High-dimensional eigen-analysis and spiked models

Debashis Paul
University of California, Davis

In this talk we shall consider several statistical problems involving eigen-analysis for high-dimensional data. Principal components analysis, i.e. spectral analysis of the sample covariance matrix of the observations, is a commonly used tool for dimension reduction in such problems. We describe a certain subclass of the problems that involves population covariances with a few eigenvalues separated from the bulk of the eigenvalues. This model is referred to as the "spiked model."

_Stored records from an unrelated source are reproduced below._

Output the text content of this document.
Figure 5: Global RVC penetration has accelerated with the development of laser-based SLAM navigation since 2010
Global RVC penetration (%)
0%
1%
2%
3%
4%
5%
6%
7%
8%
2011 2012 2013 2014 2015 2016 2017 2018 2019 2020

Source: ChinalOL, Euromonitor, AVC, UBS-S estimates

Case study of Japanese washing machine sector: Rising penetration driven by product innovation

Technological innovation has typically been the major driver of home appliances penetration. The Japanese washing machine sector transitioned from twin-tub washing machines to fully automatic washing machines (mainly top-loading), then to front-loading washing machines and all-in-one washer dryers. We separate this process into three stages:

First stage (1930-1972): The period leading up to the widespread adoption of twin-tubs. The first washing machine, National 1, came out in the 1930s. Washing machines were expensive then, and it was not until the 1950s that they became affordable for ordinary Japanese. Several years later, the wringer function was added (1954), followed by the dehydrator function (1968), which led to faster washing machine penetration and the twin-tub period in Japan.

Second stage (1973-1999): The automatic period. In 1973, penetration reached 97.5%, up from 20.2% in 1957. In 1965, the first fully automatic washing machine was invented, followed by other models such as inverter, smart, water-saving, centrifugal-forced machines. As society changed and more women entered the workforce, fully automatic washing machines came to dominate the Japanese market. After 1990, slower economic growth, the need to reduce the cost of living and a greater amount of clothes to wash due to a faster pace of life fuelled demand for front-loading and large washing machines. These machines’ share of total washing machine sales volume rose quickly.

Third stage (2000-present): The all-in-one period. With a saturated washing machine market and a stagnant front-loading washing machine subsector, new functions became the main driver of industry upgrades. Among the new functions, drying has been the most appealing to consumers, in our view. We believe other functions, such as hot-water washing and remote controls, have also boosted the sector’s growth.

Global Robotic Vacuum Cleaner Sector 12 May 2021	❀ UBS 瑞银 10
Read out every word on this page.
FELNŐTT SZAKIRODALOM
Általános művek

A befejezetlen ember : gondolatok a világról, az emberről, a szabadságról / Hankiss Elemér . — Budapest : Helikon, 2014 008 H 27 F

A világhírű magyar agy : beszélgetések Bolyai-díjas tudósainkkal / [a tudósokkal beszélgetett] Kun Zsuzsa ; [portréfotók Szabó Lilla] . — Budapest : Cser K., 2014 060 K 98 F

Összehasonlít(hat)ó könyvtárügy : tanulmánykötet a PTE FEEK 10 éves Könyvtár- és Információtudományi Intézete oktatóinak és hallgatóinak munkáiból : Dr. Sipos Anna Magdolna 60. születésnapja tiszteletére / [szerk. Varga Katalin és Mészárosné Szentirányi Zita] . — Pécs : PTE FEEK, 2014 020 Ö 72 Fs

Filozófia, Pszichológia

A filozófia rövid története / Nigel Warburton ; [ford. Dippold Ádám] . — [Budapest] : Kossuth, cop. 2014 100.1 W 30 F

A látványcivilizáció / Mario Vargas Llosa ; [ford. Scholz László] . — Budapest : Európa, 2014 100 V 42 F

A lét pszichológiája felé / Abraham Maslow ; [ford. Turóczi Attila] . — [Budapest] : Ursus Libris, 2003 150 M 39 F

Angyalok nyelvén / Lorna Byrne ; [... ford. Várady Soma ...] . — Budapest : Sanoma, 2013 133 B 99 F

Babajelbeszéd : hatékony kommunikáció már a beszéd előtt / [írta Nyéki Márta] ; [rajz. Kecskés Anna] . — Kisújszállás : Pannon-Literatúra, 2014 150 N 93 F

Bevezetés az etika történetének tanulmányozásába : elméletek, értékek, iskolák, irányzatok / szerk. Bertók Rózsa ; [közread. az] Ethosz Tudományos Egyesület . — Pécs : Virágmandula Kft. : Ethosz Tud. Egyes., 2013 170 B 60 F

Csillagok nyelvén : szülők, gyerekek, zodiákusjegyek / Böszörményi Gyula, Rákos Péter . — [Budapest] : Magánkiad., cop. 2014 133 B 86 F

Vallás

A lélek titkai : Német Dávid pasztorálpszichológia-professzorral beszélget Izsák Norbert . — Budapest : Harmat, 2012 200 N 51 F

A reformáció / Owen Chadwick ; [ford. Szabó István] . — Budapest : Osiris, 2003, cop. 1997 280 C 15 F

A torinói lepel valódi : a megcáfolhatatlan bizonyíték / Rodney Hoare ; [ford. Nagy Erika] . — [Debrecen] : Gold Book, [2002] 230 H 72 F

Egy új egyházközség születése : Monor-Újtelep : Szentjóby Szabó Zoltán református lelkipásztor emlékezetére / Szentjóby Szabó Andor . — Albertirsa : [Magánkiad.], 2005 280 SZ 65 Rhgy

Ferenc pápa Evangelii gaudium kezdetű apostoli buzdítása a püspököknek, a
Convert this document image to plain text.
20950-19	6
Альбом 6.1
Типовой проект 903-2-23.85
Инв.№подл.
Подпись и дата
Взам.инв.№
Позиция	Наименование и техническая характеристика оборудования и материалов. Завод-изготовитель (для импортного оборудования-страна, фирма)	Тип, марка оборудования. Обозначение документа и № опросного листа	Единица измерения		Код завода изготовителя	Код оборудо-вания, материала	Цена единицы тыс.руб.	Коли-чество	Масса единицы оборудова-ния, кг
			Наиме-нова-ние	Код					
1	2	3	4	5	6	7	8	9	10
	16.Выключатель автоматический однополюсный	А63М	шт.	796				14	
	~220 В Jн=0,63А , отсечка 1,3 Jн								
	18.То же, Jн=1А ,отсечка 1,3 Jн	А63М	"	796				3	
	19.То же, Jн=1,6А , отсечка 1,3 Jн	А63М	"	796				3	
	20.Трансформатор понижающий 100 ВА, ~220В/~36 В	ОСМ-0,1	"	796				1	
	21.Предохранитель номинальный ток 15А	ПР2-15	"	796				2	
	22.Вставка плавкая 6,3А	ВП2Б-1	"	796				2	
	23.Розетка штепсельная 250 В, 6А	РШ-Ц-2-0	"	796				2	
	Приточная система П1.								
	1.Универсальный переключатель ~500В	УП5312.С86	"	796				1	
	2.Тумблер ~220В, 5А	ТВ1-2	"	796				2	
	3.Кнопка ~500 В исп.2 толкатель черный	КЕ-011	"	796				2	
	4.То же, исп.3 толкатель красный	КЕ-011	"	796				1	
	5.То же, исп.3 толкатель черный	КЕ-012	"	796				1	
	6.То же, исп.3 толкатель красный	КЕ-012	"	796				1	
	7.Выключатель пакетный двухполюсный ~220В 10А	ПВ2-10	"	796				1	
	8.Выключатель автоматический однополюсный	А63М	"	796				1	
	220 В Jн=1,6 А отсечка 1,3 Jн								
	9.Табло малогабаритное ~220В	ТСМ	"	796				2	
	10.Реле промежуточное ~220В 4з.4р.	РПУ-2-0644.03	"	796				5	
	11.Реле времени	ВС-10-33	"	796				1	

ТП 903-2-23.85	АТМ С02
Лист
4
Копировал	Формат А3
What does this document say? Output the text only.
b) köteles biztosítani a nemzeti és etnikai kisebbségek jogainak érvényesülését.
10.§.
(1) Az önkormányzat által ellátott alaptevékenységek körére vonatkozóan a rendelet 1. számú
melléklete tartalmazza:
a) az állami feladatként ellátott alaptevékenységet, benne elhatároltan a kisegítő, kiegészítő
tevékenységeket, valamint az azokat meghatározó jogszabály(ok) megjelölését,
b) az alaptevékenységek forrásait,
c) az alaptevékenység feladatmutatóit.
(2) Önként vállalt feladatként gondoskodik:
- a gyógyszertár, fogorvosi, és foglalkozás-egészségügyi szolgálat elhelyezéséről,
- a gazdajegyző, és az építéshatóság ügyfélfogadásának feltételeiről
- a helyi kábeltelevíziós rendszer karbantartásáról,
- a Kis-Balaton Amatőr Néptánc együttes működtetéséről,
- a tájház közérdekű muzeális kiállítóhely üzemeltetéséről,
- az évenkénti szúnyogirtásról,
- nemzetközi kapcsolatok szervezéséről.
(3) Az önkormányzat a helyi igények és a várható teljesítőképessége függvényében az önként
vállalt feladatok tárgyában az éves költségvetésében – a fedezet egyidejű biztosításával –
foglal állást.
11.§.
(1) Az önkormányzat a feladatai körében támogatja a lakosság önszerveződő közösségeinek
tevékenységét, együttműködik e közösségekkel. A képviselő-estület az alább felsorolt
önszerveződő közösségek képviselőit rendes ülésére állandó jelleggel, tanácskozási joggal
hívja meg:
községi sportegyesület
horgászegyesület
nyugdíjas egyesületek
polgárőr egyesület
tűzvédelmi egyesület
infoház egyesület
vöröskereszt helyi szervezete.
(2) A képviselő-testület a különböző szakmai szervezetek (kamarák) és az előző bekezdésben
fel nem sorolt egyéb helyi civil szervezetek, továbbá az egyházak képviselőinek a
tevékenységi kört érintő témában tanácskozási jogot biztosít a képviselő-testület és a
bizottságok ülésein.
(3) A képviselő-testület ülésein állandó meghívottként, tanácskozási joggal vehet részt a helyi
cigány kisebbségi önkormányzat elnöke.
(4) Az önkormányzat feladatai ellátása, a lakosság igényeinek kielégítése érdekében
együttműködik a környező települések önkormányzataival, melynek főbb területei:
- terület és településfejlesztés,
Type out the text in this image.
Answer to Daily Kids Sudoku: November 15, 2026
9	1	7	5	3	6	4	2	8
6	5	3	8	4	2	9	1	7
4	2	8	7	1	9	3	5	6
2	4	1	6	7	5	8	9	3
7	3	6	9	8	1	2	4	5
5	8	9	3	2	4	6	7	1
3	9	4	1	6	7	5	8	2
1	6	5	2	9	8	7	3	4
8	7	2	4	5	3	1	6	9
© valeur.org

The first problem involves independent and identically distributed large-dimensional vectors with a spiked covariance matrix. Here we describe a phase transition phenomenon for the larger sample eigenvalues and the corresponding sample eigenvectors. We also show that if the population eigenvalues exceed a certain threshold the corresponding sample eigenvalues and certain projections of the corresponding eigenvectors have asymptotically Gaussian behavior. Another class of model that we study involves time-course spatial data with a separable spatio-temporal covariance having a few large eigenvalues for the spatial covariance. We also consider a class of multi-dimensional time series for which similar phenomena take place.

Time permitting, we shall give a brief account on some recently developed estimation procedures that can improve on the estimates under some structural assumptions on the covariance matrix.